As explained above, according to the present invention, when transmitting ultra-high-speed multiplexing of low-speed data from multiple low-speed multiplexers on the transmitting side and separating it into the original low-speed data on the receiving side, it is possible to Even if there is a low-speed multiplexer of
Since this is added, on the receiving side, it is possible to ensure a mark rate, achieve frame synchronization, and match the channel with the transmitting side. Furthermore, since the 110 alternating pattern is inserted for channels other than CHI, it is possible to ensure the mark rate on the transmission path.

Also, after establishing frame synchronization, CHI and CH of received data
Since the -IDs are compared and the channel is switched using the difference, the channels on the transmitting side and the receiving side can be matched in a short time.
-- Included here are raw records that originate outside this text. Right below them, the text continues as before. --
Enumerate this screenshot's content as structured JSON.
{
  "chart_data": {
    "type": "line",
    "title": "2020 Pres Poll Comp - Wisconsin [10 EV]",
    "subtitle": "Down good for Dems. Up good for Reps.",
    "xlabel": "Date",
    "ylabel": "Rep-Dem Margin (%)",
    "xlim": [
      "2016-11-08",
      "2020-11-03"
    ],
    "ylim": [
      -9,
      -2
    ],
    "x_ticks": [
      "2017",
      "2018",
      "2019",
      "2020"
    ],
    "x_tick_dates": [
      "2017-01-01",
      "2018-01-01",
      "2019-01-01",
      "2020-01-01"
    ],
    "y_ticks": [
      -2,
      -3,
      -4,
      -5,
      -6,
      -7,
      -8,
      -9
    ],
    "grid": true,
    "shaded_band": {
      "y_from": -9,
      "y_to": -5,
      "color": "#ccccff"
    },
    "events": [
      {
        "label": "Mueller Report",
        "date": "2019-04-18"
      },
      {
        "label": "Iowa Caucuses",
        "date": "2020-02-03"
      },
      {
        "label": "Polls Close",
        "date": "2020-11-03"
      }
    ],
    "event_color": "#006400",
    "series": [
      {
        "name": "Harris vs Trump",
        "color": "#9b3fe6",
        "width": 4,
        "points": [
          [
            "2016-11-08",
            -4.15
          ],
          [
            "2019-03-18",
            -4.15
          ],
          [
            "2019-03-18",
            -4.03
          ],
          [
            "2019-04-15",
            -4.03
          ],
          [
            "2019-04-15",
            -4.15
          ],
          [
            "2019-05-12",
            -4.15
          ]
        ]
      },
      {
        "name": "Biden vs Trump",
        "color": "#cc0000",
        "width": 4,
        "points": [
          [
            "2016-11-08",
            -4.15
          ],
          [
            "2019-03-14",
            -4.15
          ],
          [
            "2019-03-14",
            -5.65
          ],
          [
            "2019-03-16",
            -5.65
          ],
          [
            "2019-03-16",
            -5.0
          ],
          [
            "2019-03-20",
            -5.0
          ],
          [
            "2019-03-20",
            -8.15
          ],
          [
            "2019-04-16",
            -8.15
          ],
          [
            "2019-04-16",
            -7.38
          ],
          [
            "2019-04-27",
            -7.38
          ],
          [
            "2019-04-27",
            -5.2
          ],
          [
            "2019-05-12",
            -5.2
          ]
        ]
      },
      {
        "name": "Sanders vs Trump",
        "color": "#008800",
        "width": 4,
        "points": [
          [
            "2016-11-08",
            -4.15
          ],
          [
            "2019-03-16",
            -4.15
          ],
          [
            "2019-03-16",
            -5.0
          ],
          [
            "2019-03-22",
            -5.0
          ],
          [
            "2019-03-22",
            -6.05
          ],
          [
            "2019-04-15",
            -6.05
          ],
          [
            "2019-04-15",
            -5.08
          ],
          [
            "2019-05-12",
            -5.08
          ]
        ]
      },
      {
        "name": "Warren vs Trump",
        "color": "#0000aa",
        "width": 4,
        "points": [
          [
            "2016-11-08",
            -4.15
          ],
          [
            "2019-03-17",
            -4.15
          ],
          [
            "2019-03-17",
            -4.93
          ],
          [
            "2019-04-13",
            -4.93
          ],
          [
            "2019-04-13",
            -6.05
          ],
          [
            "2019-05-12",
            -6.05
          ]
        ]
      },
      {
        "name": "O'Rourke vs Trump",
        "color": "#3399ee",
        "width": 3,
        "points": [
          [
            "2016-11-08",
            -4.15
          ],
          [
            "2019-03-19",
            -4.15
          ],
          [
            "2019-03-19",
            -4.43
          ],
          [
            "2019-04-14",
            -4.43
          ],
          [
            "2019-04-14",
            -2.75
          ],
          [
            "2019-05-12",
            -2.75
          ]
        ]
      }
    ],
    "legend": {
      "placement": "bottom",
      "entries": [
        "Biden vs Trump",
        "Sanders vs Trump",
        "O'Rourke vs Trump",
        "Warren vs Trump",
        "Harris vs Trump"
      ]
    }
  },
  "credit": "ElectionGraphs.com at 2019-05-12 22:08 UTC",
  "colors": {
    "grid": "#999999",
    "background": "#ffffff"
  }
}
[Brief explanation of drawings]

Fig. 1 is a diagram showing the basic configuration of the present invention, Fig. 2 is a diagram showing an embodiment of the invention, Fig. 3 is a flowchart showing the procedure for matching channels on the transmitting side and the receiving side. 4
The figure is a functional block diagram showing a conventional ultra-high-speed multiplexing/demultiplexing circuit system, and FIG. 5 is a diagram conceptually showing a channel shift operation. 1 is a low-speed multiplexing unit, 2 is an ultra-high-speed multiplexing unit, 3 is an ultra-high-speed demultiplexing unit, 4 is a low-speed demultiplexing unit, 11 is a control data insertion unit, 1
2 is a synchronous multiplexing section, 22 is a mounting state detection section, 23 is a control data reinsertion section, and 25 is a 110 alternating pattern generation section.

Claims (2)

[Claims] (1) A low-speed multiplexing unit (1) for multiple channels that multiplexes transmission data and generates low-speed data by inserting frame synchronization information and a channel identification number therein; The transmission section includes an ultra-high-speed multiplexing section (2) that multiplexes and generates ultra-high-speed data, and separates the ultra-high-speed data into multiple channels of low-speed data, and the channel identification number of the reference channel is set to a predetermined channel identification number. an ultra-high-speed separation unit (3) that rearranges and outputs the separated low-speed data so that it becomes a number; and a multi-channel low-speed separation unit that separates the output low-speed data of each channel into the original data. In an ultra high-speed multiplexing/demultiplexing circuit system having a receiver section (4), a mounting state detecting section (22) detecting whether or not the low-speed multiplexing section (1) is mounted, and a low-speed multiplexing section (1) 1 when not implemented
A control data reinsertion unit (23) that generates a /0 alternating pattern and inserts frame synchronization information and a channel identification number into the low-speed data input of the reference channel of the ultra-high-speed multiplexing unit (2). and a 1/0 alternating pattern generating section (25) that generates a 1/0 alternating pattern when the low-speed multiplexing section (1) is not mounted. Multiplexing section (2)
An ultra-high-speed multiplexing/demultiplexing circuit system characterized by being provided at the low-speed data input section of channels other than the reference channel. (2) The ultra-high-speed separation unit (3) detects the difference between the channel identification number of the received data of the reference channel and the predetermined channel identification number, and rearranges the order of the separated low-speed data in accordance with the difference. 2. The ultrahigh-speed multiplexing/demultiplexing circuit system according to claim 1, wherein the ultrahigh-speed multiplexing/demultiplexing circuit system performs multiplexing and output.